Sometimes there comes along a movie that is so committed to its premise and the bit that you can’t help but love it. It helps even more if that movie is good. HUNDREDS OF BEAVERS is just such a movie, a low-budget marvel that ropes you in with its ridiculous premise and never lets go until the end.
The film follows the plight of Jean Kayak (writer Ryland Tews), an applejack salesman in the 1800s whose orchard is destroyed when beavers chew out one of the legs of his applejack kegs and it rolls down into his house and explodes, setting fire to everything. When he comes to, it is winter and he is hungry. His attempts to catch food are futile and hilarious. Eventually he is successful and manages to catch some fish that he sells to a merchant. There he is taken under the wing of a master fur trapper who teaches him the trade and how to catch all of the animals in the woods, and that there are even more dangerous ones about.
That’s really all I can tell you about the plot without spoiling all of the surprises that the movie has in store. There’s a lot of slapstick, owing to comedies of the silent film era ala Charlie Chaplin and Buster Keaton. A lot of it reminds me of the old Tom and Jerry cartoons I used to watch as well, which no doubt owe their own slapstick to the silent masters. You get some Bugs Bunny in there too, particularly in some bits with a snowman. There also isn’t much speaking. You get some signing at the beginning in a beautiful animated sequence, and after that, it is all pantomime, save for some bits where you get cards with speech on them as you would in a silent film.

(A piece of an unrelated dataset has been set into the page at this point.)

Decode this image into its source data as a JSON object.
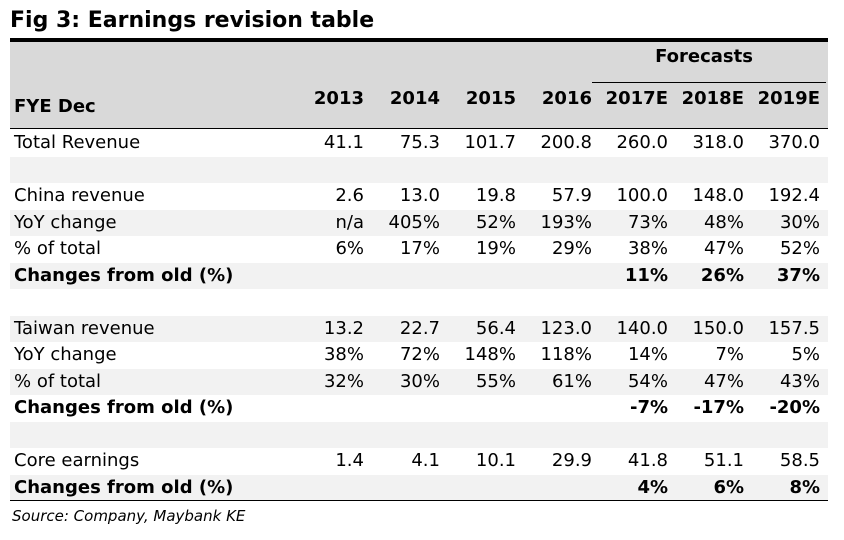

One of my favorite parts about the movie is how every animal is either portrayed by a person in a costume (rabbits, raccoons, the titular beavers) or a hand puppet. It just adds to the ludicrousness of it all seeing a bunch of people walking around in beaver costumes, going about their day. This allows them to be anthropomorphized as well, which lets them participate in the slapstick more than they would if you were using real or CGI creatures. Sure a man punching a realistic beaver is funny, but a man punching another man in a beaver costume where its eyes turn to Xs? Pure hilarity.
Written by director Mike Cheslik and Ryland Tews, this zany, madcap comedy is non-stop flow of one gag after another. Not all of them are gutbusters but if you dig their style of humor, you’ll be sitting there with a smile on your face for the entire runtime, which at almost two hours, miraculously never overstays its welcome. That’s the sign of a great comedy. Tews is great as Jean Kayak, able to convey his thoughts without saying a word and making you laugh with just a look.
Just as impressive are the visual effects. There are a ton of little animations and a slew of compositing shots in the film, and it is no surprise that it took two years of post-production to do them. The black and white helps hide a lot of them, no doubt, but even the shots that aren’t seamless only add to the charm.
Also, this fits into my Christmas movie watching as the beginning takes place in December and he mistakes the master trapper for Santa Claus at first. So, bonus!
HUNDRED OF BEAVERS is a zany delight and I implore you all to check it out and bring a little brightness to your day.